Tue Jun 17 09:23:28 CEST 2008

Hello Florian,

thank you for responding.

2008/6/16 Florian Haas <florian.haas at linbit.com>:
> Doro,
>
>> Hello,
>>
>> We have set up our first HA 2-node cluster and are currently running
>> soak tests (private DRBD replication link, private heartbeat link and
>> 2nd heartbeat via DRBD replication link, no dopd, active/passive). We
>> have experienced
>> several times that after a fail-over test, e.g. unplugging the DRBD
>> replication link,
>
> Unplugging the DRBD replication link is not a failover test. What failover
> tests _did_ you run?

Yes, we realise that it is not a failover test, but we want to test recovery
modes before we go into production with the configuration.
Well, we went through a whole set. Powering down the primary, unplugging
the heartbeat links (which in our original configuration included the DRBD
link), unplugging the public network to test ipfail, killing
heartbeat daemons and as part of that we also unplugged just the DRBD
replication link, because we wanted to study the effect it has.
Going over our notes I think we got it into that state when we pulled both
hearbeat links (when going over DRBD and its own link).  Ah, this of course
means that probably DRBD first detected loss of connection and then
HA failed over, which dopd would normally prevent, but we haven't included
dopd yet, see below.
When we just disconnect the DRBD link both sides will synchronise fine.

>
>> DRBD is in a state of Primary/Unknown, Secondary/Unknown and
>> will not synchorize. We have to issue several drbdadm commands
>> like
>> ha1# drbdadm secondary drbd1
>> ha2# drbdadm detach drbd1
>> ha2# drbdadm -- --discard-my-data connect drbd1
>>
>> which sometimes got it back. Our question is whether this is normal
>> behaviour of DRBD
>> to end up in such a state in the first place
>
> No, it is a consequence of misconfigured cluster communication link and/or
> missing outdate-peer functionality. See
> http://www.drbd.org/users-guide/s-outdate.html for some background on
> this.
We'll check that link out. Misconfigured cluster communication link? Do you mean
heartbeat or DRBD? First we ran heartbeat over its own private point-to-point
_and_ the DRBD point-to-point link.
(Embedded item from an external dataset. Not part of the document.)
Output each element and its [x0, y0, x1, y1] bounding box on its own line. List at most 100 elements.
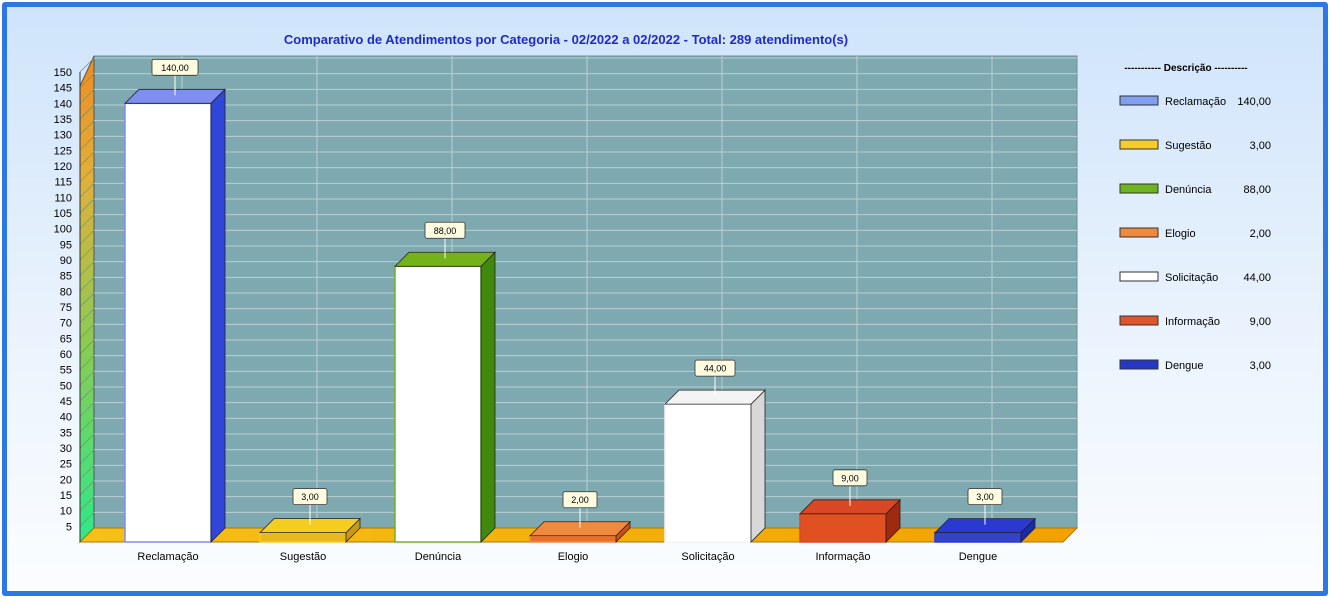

Now we run heartbeat over its own and
the public network link. Is that the recommended configuration?

>
>> and what is the recommended recovery?
>
> See http://www.drbd.org/users-guide/s-resolve-split-brain.html
>
So

>> Is there any timeout to tune to improve this?
>
> At this point you don't need to look into timeouts. It may be wise to take
> a peek at http://www.drbd.org/users-guide/s-heartbeat-dopd.html, however.
We looked into that right at the beginning, but when trying it made
matters worse,
the log files reported "refusing to be primary while peer is not outdated".

>
> Cheers,
> Florian
>
> _______________________________________________
> drbd-user mailing list
> drbd-user at lists.linbit.com
> http://lists.linbit.com/mailman/listinfo/drbd-user
>

Doro